What accounts for this pattern of denial? Earlier this year, the science writer Chris Mooney published “The Republican Brain,” which was not, as you might think, a partisan screed. It was, instead, a survey of the now-extensive research linking political views to personality types. As Mr. Mooney showed, modern American conservatism is highly correlated with authoritarian inclinations — and authoritarians are strongly inclined to reject any evidence contradicting their prior beliefs. Today’s Republicans cocoon themselves in an alternate reality defined by Fox News, Rush Limbaugh and The Wall Street Journal’s editorial page, and only on rare occasions — like on election night — encounter any hint that what they believe might not be true.
      
And, no, it’s not symmetric. Liberals, being human, often give in to wishful thinking — but not in the same systematic, all-encompassing way.
 
Coming back to the age of the earth: Does it matter? No, says Mr. Rubio, pronouncing it “a dispute amongst theologians” — what about the geologists? — that has “has nothing to do with the gross domestic product or economic growth of the United States.” But he couldn’t be more wrong.
We are, after all, living in an era when science plays a crucial economic role. How are we going to search effectively for natural resources if schools trying to teach modern geology must give equal time to claims that the world is only 6.000 years old? How are we going to stay competitive in biotechnology if biology classes avoid any material that might offend creationists?
      
And then there’s the matter of using evidence to shape economic policy.
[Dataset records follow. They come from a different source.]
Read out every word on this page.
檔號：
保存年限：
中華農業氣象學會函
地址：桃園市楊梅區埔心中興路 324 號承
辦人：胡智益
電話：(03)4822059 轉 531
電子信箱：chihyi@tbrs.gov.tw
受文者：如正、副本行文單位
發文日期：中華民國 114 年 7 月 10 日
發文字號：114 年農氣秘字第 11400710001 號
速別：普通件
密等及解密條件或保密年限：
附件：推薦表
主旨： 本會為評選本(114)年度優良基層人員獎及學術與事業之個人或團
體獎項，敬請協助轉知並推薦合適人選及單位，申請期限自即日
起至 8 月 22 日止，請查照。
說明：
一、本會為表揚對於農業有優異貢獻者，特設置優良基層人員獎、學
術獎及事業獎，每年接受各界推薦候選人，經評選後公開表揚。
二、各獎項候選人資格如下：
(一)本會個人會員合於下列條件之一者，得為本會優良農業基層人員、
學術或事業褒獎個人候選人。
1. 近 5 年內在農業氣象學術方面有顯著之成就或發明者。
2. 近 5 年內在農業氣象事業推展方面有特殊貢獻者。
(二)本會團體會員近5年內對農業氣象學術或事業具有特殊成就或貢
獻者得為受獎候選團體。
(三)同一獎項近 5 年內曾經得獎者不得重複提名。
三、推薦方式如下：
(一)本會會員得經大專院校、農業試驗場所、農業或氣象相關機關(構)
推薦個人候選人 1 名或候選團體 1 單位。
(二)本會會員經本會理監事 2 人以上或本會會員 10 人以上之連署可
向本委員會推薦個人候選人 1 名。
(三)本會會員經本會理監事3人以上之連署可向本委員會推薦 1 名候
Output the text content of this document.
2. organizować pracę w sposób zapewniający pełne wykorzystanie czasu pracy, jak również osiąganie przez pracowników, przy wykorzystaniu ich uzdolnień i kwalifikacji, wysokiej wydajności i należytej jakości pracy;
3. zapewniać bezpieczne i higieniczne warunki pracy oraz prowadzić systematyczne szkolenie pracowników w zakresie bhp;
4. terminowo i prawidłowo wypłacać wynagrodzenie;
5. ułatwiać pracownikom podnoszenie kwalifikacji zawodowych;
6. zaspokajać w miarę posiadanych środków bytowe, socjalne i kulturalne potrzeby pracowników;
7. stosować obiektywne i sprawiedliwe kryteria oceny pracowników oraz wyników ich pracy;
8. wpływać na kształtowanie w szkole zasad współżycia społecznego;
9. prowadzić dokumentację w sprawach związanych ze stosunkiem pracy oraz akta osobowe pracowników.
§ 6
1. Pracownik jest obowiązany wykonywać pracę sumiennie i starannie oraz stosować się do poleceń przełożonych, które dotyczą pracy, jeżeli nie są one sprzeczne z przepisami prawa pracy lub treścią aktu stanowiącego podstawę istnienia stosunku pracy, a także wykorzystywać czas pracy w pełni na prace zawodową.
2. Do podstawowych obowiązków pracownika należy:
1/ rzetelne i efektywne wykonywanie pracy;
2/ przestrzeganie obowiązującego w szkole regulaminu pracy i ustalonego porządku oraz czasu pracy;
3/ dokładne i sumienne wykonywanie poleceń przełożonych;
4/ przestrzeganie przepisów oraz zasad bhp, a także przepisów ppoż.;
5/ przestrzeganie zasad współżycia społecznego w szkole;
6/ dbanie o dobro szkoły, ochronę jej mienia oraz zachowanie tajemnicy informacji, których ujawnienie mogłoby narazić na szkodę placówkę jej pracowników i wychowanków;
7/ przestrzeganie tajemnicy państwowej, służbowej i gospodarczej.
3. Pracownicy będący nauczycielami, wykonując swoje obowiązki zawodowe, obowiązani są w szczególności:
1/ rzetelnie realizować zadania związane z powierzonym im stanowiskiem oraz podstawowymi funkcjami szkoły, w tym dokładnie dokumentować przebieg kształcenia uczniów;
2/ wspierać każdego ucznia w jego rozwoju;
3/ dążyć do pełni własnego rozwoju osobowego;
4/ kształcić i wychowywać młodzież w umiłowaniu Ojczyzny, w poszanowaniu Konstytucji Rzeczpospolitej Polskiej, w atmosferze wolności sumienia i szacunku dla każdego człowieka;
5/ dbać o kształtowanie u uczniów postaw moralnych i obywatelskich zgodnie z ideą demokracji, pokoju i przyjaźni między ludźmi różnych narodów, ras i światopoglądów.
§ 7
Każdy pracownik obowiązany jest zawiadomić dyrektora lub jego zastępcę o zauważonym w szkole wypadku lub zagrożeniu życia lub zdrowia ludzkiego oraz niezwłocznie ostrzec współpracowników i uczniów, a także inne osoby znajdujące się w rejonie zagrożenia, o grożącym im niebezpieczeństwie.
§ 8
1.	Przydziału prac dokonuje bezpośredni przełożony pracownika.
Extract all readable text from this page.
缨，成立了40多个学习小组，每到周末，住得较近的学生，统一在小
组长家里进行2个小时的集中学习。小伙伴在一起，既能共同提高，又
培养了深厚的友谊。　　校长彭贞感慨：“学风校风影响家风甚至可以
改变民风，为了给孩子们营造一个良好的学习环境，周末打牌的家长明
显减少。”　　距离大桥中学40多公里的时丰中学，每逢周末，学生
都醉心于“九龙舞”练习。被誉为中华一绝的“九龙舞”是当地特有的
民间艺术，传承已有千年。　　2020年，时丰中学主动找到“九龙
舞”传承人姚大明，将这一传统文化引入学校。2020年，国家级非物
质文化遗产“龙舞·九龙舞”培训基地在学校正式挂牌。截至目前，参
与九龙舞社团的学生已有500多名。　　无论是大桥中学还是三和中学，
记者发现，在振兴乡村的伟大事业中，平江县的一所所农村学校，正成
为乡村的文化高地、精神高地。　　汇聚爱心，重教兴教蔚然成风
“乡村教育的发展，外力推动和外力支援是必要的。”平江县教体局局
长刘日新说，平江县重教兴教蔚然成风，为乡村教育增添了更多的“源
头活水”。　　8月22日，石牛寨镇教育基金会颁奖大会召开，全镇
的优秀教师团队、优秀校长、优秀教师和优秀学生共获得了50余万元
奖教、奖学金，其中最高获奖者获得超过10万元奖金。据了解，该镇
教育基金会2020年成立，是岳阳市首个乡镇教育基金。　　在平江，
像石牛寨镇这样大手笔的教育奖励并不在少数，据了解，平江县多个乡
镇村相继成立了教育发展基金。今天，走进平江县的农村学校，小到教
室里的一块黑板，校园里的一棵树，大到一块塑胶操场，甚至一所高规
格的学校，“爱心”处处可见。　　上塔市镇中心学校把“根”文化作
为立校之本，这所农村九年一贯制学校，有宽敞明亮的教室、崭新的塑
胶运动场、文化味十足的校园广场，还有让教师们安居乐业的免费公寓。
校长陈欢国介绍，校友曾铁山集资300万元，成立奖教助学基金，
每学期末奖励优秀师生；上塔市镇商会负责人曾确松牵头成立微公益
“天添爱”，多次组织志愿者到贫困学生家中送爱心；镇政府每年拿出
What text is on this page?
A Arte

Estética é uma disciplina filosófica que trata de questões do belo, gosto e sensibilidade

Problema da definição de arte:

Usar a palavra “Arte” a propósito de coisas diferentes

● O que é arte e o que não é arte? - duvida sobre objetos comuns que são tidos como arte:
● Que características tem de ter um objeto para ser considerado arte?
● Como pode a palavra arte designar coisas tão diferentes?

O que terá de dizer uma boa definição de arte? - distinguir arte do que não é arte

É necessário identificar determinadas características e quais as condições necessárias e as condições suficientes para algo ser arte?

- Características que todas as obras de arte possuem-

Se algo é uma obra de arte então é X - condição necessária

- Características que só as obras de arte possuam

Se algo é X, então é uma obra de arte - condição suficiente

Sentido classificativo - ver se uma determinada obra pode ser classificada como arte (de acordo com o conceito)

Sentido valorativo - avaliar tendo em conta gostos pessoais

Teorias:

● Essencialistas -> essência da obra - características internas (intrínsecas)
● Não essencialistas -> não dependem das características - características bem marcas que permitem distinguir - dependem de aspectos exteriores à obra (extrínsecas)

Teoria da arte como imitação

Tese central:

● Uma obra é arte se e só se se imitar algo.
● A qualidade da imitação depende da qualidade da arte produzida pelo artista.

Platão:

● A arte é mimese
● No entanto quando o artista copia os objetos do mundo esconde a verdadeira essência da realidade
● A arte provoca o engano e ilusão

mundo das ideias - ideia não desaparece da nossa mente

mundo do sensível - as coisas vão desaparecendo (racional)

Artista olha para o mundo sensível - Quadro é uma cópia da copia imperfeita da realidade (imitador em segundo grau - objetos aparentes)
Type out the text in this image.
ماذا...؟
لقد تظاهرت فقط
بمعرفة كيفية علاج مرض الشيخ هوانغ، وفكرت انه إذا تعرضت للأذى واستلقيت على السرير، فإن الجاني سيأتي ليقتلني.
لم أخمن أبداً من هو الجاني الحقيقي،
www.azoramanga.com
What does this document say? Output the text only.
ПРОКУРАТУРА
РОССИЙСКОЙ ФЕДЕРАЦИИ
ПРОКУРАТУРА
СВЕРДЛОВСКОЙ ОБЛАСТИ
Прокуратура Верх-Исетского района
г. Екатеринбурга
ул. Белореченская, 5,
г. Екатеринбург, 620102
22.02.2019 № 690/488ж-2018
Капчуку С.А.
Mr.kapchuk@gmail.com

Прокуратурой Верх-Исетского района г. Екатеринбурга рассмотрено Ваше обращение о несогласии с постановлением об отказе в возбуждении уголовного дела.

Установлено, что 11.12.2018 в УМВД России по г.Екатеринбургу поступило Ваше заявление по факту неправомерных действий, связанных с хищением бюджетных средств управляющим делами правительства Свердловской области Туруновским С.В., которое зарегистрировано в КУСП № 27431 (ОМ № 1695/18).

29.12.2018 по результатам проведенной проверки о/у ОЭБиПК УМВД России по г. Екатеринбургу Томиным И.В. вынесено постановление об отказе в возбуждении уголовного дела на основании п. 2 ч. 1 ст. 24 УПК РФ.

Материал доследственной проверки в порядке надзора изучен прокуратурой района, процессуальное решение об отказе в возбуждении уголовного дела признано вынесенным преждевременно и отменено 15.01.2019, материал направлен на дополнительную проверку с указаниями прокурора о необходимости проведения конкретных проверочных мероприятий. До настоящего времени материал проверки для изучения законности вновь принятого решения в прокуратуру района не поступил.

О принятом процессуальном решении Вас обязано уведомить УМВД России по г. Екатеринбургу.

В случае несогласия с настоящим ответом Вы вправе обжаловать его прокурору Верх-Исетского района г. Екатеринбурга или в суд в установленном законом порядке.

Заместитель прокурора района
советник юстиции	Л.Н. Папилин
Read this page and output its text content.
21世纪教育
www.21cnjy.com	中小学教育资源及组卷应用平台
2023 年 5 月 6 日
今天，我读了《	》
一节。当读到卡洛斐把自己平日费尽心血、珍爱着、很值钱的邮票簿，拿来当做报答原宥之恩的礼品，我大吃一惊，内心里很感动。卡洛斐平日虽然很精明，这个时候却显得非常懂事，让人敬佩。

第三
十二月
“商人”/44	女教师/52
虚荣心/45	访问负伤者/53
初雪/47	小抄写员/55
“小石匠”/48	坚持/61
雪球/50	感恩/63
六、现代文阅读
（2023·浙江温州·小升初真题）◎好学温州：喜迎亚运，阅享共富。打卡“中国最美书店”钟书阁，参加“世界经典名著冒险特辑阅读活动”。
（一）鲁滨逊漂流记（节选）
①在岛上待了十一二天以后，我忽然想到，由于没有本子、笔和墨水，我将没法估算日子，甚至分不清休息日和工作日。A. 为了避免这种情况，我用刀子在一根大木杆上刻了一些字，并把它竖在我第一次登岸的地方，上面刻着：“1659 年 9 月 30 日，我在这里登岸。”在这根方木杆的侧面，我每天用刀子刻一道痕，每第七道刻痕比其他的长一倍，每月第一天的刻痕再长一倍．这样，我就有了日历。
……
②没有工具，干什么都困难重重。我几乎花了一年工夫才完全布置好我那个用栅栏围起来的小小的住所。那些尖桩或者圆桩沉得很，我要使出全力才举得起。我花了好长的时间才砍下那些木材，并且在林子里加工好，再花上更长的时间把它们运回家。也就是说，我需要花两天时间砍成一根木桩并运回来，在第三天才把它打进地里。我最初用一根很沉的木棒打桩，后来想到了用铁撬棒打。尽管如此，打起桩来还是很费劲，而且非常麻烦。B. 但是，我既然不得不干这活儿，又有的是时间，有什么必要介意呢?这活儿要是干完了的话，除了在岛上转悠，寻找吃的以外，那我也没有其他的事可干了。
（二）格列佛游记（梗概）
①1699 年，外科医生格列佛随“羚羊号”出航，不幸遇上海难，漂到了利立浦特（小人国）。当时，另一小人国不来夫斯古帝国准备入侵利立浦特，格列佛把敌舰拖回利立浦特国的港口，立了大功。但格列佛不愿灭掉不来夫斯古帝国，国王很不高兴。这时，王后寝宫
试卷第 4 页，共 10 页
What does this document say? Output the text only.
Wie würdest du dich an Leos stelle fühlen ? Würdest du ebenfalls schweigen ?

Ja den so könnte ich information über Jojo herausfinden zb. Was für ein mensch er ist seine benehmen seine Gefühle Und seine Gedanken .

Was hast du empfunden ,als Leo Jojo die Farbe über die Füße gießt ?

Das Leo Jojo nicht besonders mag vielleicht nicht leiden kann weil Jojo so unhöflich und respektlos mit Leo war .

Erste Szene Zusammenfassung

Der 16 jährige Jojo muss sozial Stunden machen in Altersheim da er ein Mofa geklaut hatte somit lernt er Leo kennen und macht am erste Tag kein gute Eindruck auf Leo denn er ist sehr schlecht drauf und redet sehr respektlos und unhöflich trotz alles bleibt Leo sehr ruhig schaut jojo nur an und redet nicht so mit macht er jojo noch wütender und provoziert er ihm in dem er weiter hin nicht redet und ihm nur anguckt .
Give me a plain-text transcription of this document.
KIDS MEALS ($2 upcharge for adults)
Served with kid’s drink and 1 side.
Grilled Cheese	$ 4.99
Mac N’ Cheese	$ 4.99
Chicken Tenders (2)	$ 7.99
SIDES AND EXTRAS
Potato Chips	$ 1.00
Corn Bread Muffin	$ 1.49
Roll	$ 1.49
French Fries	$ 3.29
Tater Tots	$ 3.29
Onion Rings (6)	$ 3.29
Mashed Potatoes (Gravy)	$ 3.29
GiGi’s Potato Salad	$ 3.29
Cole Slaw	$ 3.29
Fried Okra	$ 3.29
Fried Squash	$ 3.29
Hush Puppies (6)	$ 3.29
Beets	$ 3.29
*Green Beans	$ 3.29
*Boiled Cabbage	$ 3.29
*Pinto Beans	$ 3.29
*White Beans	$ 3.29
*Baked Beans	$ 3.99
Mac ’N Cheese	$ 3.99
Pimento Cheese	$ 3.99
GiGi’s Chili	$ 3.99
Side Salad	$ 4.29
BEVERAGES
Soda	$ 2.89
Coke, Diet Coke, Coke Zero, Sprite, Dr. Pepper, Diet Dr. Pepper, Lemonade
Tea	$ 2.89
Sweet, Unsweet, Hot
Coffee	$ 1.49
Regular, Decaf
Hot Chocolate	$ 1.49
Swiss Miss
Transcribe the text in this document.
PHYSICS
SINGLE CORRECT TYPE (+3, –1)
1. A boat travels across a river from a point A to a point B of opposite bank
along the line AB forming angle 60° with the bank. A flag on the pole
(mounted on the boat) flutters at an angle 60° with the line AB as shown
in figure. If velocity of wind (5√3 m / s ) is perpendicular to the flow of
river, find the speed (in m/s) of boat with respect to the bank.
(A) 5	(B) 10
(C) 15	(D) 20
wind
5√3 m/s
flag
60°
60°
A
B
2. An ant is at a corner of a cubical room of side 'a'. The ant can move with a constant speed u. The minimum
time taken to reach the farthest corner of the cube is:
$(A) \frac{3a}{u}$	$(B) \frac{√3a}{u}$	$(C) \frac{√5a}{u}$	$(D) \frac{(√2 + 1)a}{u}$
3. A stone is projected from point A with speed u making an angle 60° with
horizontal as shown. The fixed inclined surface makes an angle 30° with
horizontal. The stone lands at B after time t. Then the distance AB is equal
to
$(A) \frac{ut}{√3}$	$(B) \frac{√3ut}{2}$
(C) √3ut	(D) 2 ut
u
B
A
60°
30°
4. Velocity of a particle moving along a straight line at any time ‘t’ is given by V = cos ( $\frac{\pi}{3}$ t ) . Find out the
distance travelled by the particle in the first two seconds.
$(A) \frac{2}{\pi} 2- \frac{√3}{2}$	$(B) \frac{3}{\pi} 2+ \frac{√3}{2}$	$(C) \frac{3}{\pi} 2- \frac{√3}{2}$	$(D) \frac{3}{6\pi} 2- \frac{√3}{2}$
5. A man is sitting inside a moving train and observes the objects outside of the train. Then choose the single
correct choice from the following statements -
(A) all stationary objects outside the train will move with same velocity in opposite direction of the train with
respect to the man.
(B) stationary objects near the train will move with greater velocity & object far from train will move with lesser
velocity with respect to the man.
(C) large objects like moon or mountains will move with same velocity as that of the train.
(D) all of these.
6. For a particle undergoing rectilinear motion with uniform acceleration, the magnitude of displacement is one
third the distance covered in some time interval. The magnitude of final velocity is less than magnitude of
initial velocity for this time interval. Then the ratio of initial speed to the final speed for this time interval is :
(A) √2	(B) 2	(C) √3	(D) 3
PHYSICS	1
You may have read about the recent study from the Congressional Research Service finding no empirical support for the dogma that cutting taxes on the wealthy leads to higher economic growth. How did Republicans respond? By suppressing the report. On economics, as in hard science, modern conservatives don’t want to hear anything challenging their preconceptions — and they don’t want anyone else to hear about it, either.
So don’t shrug off Mr. Rubio’s awkward moment. His inability to deal with geological evidence was symptomatic of a much broader problem — one that may, in the end, set America on a path of inexorable decline.